Hey art lovers, you are going to love this one.
Colorado Springs city officials say three junk cars, erected to create a gateway arch at the Copperhead Road Honkey Tonk and Saloon, are just that . . . junk and must come down.
The saloon owner argues the cars are redneck sculpture and should be left alone. In fact, Copperhead wants to expand its display with an assortment of “art” sure to infuriate neighbors near its two-acre property at Academy Boulevard and Rebecca Lane.
To read the saloon’s application for a variance to land-use rules, you might believe Copperhead is an art museum, not a saloon featuring barely dressed waitresses and a dancehall.
Those junk cars, the saloon owner says, are pure Americana — sculpture that “pays tribute to the blue collar working American.”
(Dang, I’m getting all misty eyed. How can neighbors be so unpatriotic?)
Anyway, Copperhead wants to keep its “Colorado Redneck Stonehenge,” comparing it to the famous “Cadillac Ranch” in Texas. (I’m guessing police like the arch, too. It’s a good landmark for officers racing to break up the latest brawl.)
Copperhead also wants to keep its neon palm trees. (Because nothing says Texas like neon palm trees.) And it wants to keep its vintage truck which “depicts the life on a Texas ranch.” (Where six lanes of traffic roar past in the heart of a community of more than 622,000.)
Copperhead hopes to add a towering fiberglass sculpture most will recognize as the “Muffler Man” wearing a cowboy hat, plus a rooster.
See more photos on my blog.
A “mega truck display” with three 1940s flatbed trucks standing on end atop huge poles would “represent the hard working farm and ranch families.” (I’m guessing after they wrecked their trucks up against the silo.)
Owner Marie Richard declined to talk to me about the application, which is under review by city planners.
But in her application, she defended the displays as creating “a popular destination for tourists and locals.” She noted she has spent $1.7 million renovating the property since buying it for $475,000 in 2009.
She compared her junk cars to a statue of champion cowboy Casey Tibbs on a bucking bronc outside the Pro Rodeo Hall of Fame, among other displays.
City planner Steve Tuck said the city opposes the plan for 10 junk vehicles.
“The vehicles are considered junk,” Tuck said. “Under our definitions, what they are proposing qualifies as operating a junk yard.”

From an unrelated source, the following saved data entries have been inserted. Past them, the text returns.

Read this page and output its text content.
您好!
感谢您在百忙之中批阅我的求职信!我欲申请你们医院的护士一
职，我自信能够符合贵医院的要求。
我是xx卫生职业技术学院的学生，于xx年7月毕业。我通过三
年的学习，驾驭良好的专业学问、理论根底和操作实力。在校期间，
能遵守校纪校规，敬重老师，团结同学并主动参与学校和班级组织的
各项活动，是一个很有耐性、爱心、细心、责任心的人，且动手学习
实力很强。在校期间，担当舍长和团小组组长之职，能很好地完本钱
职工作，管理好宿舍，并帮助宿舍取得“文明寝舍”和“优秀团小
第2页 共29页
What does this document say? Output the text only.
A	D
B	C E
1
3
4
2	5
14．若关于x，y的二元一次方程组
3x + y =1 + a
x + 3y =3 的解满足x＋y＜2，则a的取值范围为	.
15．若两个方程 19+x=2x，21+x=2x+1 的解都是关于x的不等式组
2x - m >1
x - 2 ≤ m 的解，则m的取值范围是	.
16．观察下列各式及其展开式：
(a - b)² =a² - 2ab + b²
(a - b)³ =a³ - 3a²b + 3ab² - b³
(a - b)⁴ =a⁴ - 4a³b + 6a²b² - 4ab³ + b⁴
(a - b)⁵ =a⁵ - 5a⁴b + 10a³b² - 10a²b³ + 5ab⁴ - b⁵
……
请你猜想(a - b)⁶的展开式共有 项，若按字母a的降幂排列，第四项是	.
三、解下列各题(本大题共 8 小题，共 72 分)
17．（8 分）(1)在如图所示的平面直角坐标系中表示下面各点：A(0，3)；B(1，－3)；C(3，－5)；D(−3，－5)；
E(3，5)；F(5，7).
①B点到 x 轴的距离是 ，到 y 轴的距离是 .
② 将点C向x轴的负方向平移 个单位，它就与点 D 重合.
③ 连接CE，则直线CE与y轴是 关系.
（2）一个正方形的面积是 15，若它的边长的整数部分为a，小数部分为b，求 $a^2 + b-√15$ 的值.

Tuck said he recommends the Planning Commission allow the palm trees.
He’s unsure about the rooster. And the Muffler Man, er Cowboy, may exceed height rules.
“It’s been a lively conversation point in the neighborhood,” Tuck said. “Folks are concerned about the appearance of the cars and what it does to the neighborhood.”
Come on, Steve. Don’t try to understand ‘em. Just rope, throw, and brand ‘em.
I can’t wait for the hearing, likely in January.